Jamie appears alive once more, alongside his brother and the Captain Britain Corps defending Otherworld from the forces of a powerful sorcerer called the Goat. He offers to "cleanse" Betsy of the changes made to her mind and body over the course of her time with the X-Men, but she refuses. Though he initially appears to be reformed and cured of his insanity, it is eventually revealed that the Goat is a future incarnation of Jamie intent on consuming the multiverse to achieve godhood. As his power grows, Betsy forces Brian to kill Jamie by breaking his neck, erasing the Goat from existence.

Jamie is resurrected by a group of magicians who become his followers.
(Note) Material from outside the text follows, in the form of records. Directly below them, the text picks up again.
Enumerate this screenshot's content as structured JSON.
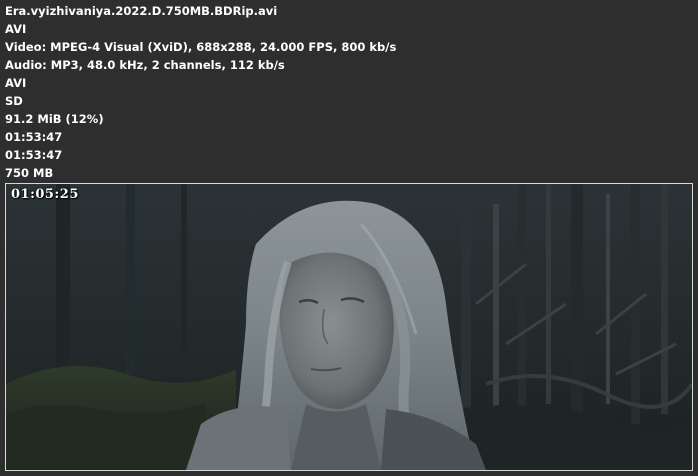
{
  "media_info": {
    "filename": "Era.vyizhivaniya.2022.D.750MB.BDRip.avi",
    "container": "AVI",
    "video": "Video: MPEG-4 Visual (XviD), 688x288, 24.000 FPS, 800 kb/s",
    "audio": "Audio: MP3, 48.0 kHz, 2 channels, 112 kb/s",
    "format": "AVI",
    "quality": "SD",
    "size": "91.2 MiB (12%)",
    "duration": "01:53:47",
    "duration_repeat": "01:53:47",
    "target_size": "750 MB"
  },
  "frame": {
    "timecode": "01:05:25"
  },
  "colors": {
    "background": "#2e2e2e",
    "text": "#ffffff",
    "frame_border": "#d8d8d8"
  }
}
He begins searching for the Space Gem under Black Widow's care. Using the dark arts, he twists two young boys to track the Gem. However, Black Widow places a tracker in one of the magicians to find the boys and break Jamie's hold over them. When Black Widow confronts him in his hideout, Brian has an asp from the Sixth Dimension inject her with lethal venom. After Black Widow takes out Jamie's followers, she stabs him several times and severs his legs, causing more asps to emerge from his body. With help from Merlin, Black Widow deals with the asps while Jamie dies from his wounds, freeing the children from his control. Black Widow herself is saved from the asp venom by Merlin. Jamie is eventually resurrected on Krakoa by the Five and reunited with Betsy.

==Powers and abilities==
Jamie Braddock is an omega-level mutant with the ability to manipulate quantum strings to alter the fabric of reality to his whims. Jamie's reality-warping power is immense in scope, limited only by his imagination and fluctuating sanity. He can create portals out of ordinary objects that can transport him across the planet or into other dimensions instantaneously, transform living beings into entirely different forms, grant various superhuman abilities to others (though they tend to fade over time), and can even resurrect the dead, however this particularity apparently can only be used on his own bloodline, as he only demonstrated this ability with his family.